O juiz da 5ª Vara da Fazenda Pública do DF proibiu a implementação da nova organização curricular. Assim, a discussão sobre o assunto voltou à tona. O GDF afirma que ainda não foi notificado, mas vai recorrer. Para o MPDFT, o acordo — que mantinha o novo sistema, desde que uma série de exigências fosse cumprida — seria a melhor solução para resolver o problema. Já o Conselho de Educação do DF apoia a reversão em todas as instituições de ensino.

No fim de semana, durante formatura da 2ª turma do programa DF Alfabetizado, o governador do DF, Agnelo Queiroz, criticou a ação do MPDFT e afirmou que a parte pedagógica do ensino é de responsabilidade da Secretaria de Educação. Ontem, a promotora de Justiça de Defesa da Educação (Proeduc), Amanda Tuma, optou por não rebater as críticas diretamente, mas ressaltou que, na ação, apenas exigiu o cumprimento da lei. “Não quisemos determinar ao GDF que tipo de metodologia deveria ser adotada, mas, sim, garantir que a Lei de Gestão Democrática fosse aplicada”, disse.

A decisão judicial, de caráter imediato, prevê a implementação dos ciclos somente após a normatização do tema e a participação da comunidade escolar. O descumprimento implica multa diária de R$ 1 mil.

O governo vai recorrer em todas as instâncias. De acordo com a assessora especial da Secretaria de Educação, Natália Duarte, a pasta se surpreendeu com a decisão. “O juiz resolveu rejeitar o acordo (com o MPDFT) e solicitou o retorno à metodologia aplicada em 2012. Só que isso é impossível. Haveria um prejuízo tamanho aos estudantes, principalmente na semestralidade”, analisou. Para ela, o recurso vai muito além da garantia do término do ano letivo pelo novo modelo. “É lutar por uma causa muito clara: o respeito à autonomia pedagógica da escola. O DF vai na contramão de todos os outros estados.”
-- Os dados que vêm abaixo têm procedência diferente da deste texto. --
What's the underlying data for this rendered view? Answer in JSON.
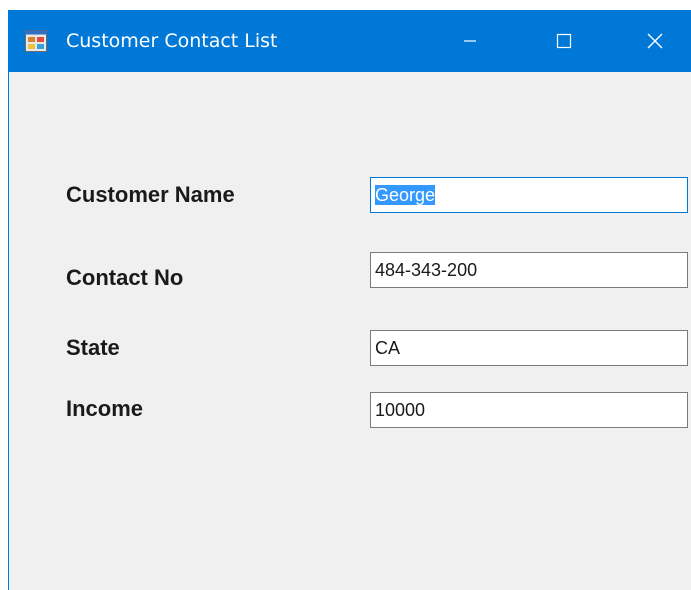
{
  "window": {
    "title": "Customer Contact List",
    "accent_color": "#0078d7",
    "icon": "form-app-icon",
    "controls": {
      "minimize_icon": "minimize-icon",
      "maximize_icon": "maximize-icon",
      "close_icon": "close-icon"
    }
  },
  "form": {
    "customer_name": {
      "label": "Customer Name",
      "value": "George",
      "selected": true
    },
    "contact_no": {
      "label": "Contact No",
      "value": "484-343-200"
    },
    "state": {
      "label": "State",
      "value": "CA"
    },
    "income": {
      "label": "Income",
      "value": "10000"
    }
  }
}
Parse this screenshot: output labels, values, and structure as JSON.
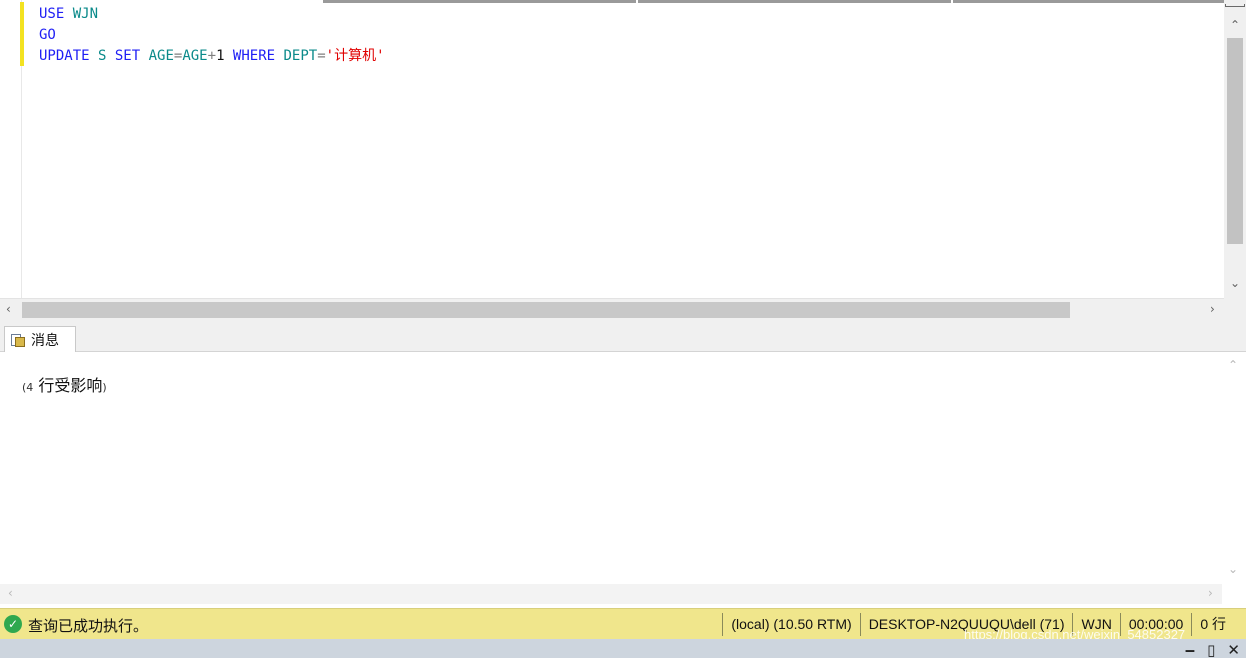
{
  "editor": {
    "lines": [
      [
        {
          "text": "USE",
          "style": "kw"
        },
        {
          "text": " ",
          "style": "plain"
        },
        {
          "text": "WJN",
          "style": "id"
        }
      ],
      [
        {
          "text": "GO",
          "style": "kw"
        }
      ],
      [
        {
          "text": "UPDATE",
          "style": "kw"
        },
        {
          "text": " S ",
          "style": "id"
        },
        {
          "text": "SET",
          "style": "kw"
        },
        {
          "text": " AGE",
          "style": "id"
        },
        {
          "text": "=",
          "style": "op"
        },
        {
          "text": "AGE",
          "style": "id"
        },
        {
          "text": "+",
          "style": "op"
        },
        {
          "text": "1 ",
          "style": "plain"
        },
        {
          "text": "WHERE",
          "style": "kw"
        },
        {
          "text": " DEPT",
          "style": "id"
        },
        {
          "text": "=",
          "style": "op"
        },
        {
          "text": "'计算机'",
          "style": "str"
        }
      ]
    ],
    "scroll_up_icon": "chevron-up",
    "scroll_down_icon": "chevron-down",
    "scroll_left_icon": "chevron-left",
    "scroll_right_icon": "chevron-right"
  },
  "results": {
    "tab_label": "消息",
    "tab_icon": "messages-icon",
    "message_prefix": "(4",
    "message_body": " 行受影响",
    "message_suffix": ")"
  },
  "statusbar": {
    "status_icon": "check-circle",
    "status_text": "查询已成功执行。",
    "cells": [
      "(local) (10.50 RTM)",
      "DESKTOP-N2QUUQU\\dell (71)",
      "WJN",
      "00:00:00",
      "0 行"
    ],
    "background": "#f0e68c",
    "watermark": "https://blog.csdn.net/weixin_54852327"
  },
  "window_controls": [
    "‒",
    "▯",
    "✕"
  ]
}
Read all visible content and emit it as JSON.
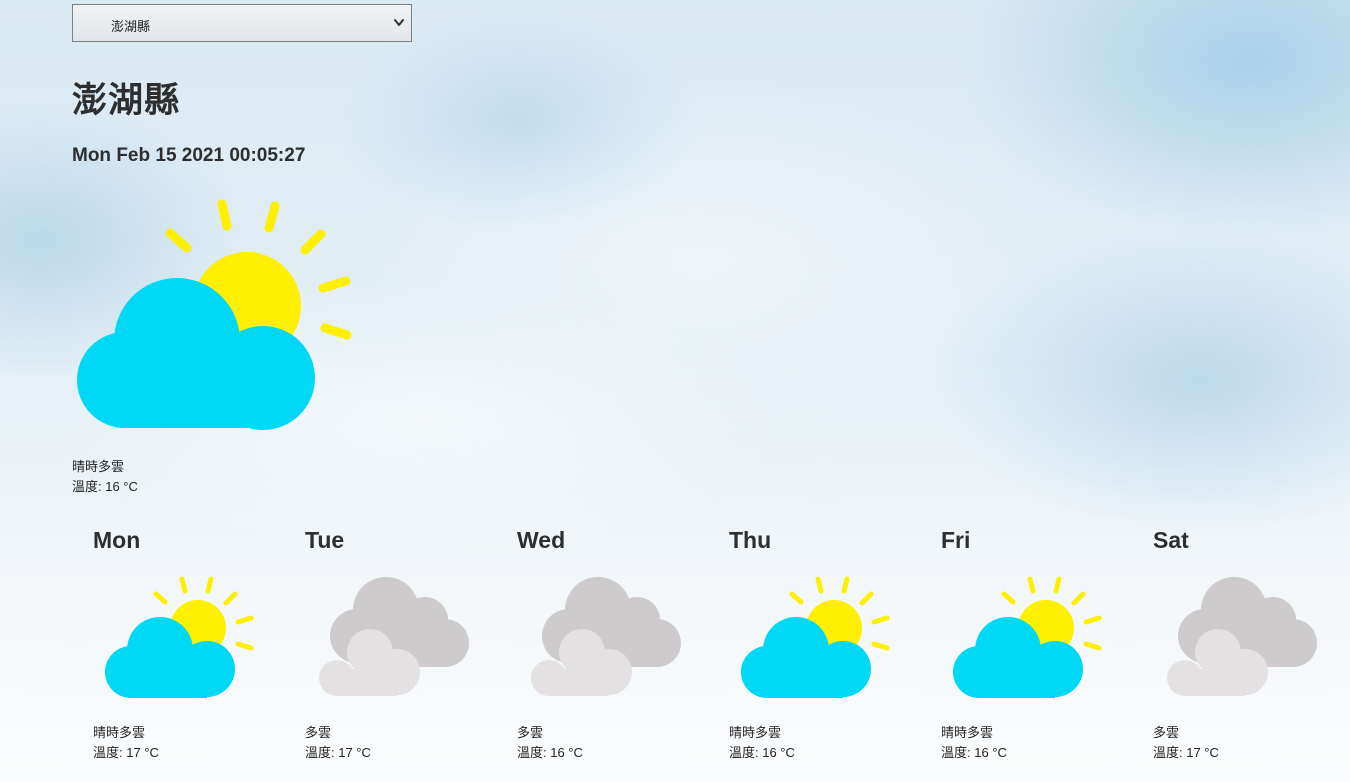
{
  "city_select": {
    "selected": "澎湖縣"
  },
  "header": {
    "city": "澎湖縣",
    "datetime": "Mon Feb 15 2021 00:05:27"
  },
  "current": {
    "icon": "partly-cloudy-icon",
    "description": "晴時多雲",
    "temperature": "溫度: 16 °C"
  },
  "forecast": [
    {
      "day": "Mon",
      "icon": "partly-cloudy-icon",
      "description": "晴時多雲",
      "temperature": "溫度: 17 °C"
    },
    {
      "day": "Tue",
      "icon": "cloudy-icon",
      "description": "多雲",
      "temperature": "溫度: 17 °C"
    },
    {
      "day": "Wed",
      "icon": "cloudy-icon",
      "description": "多雲",
      "temperature": "溫度: 16 °C"
    },
    {
      "day": "Thu",
      "icon": "partly-cloudy-icon",
      "description": "晴時多雲",
      "temperature": "溫度: 16 °C"
    },
    {
      "day": "Fri",
      "icon": "partly-cloudy-icon",
      "description": "晴時多雲",
      "temperature": "溫度: 16 °C"
    },
    {
      "day": "Sat",
      "icon": "cloudy-icon",
      "description": "多雲",
      "temperature": "溫度: 17 °C"
    }
  ],
  "colors": {
    "sun": "#ffef00",
    "cloud_blue": "#00d8f5",
    "cloud_gray_dark": "#cdcbcc",
    "cloud_gray_light": "#e3e1e2"
  }
}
O diretor do Sindicato dos Professores no Distrito Federal (Sinpro-DF) Washington Dourado acredita que a decisão da Justiça surgiu tardiamente e lembra que a suspensão imediata do sistema pode trazer prejuízo pedagógico aos alunos. “O governo e o Ministério Público devem achar uma forma de cumprir a decisão sem prejudicar os alunos das cerca de 300 escolas que aderiram aos ciclos”, alertou. No caso do ensino médio, Dourado ressalta que os jovens já cursaram metade das disciplinas e podem perder com a mudança.

Visão diferente
A visão do presidente do Conselho de Educação do DF, Nilton Ferreira, é diferente. Ele acredita que é possível reverter o sistema sem prejuízo aos estudantes. “Ou para agora — e evita prejuízos maiores — ou a coisa pode piorar. No caso dos ciclos, é só avisar que os alunos podem reprovar no fim do ano. Na semestralidade, os estudantes poderiam estudar os conteúdos ainda não vistos no contraturno”, ponderou.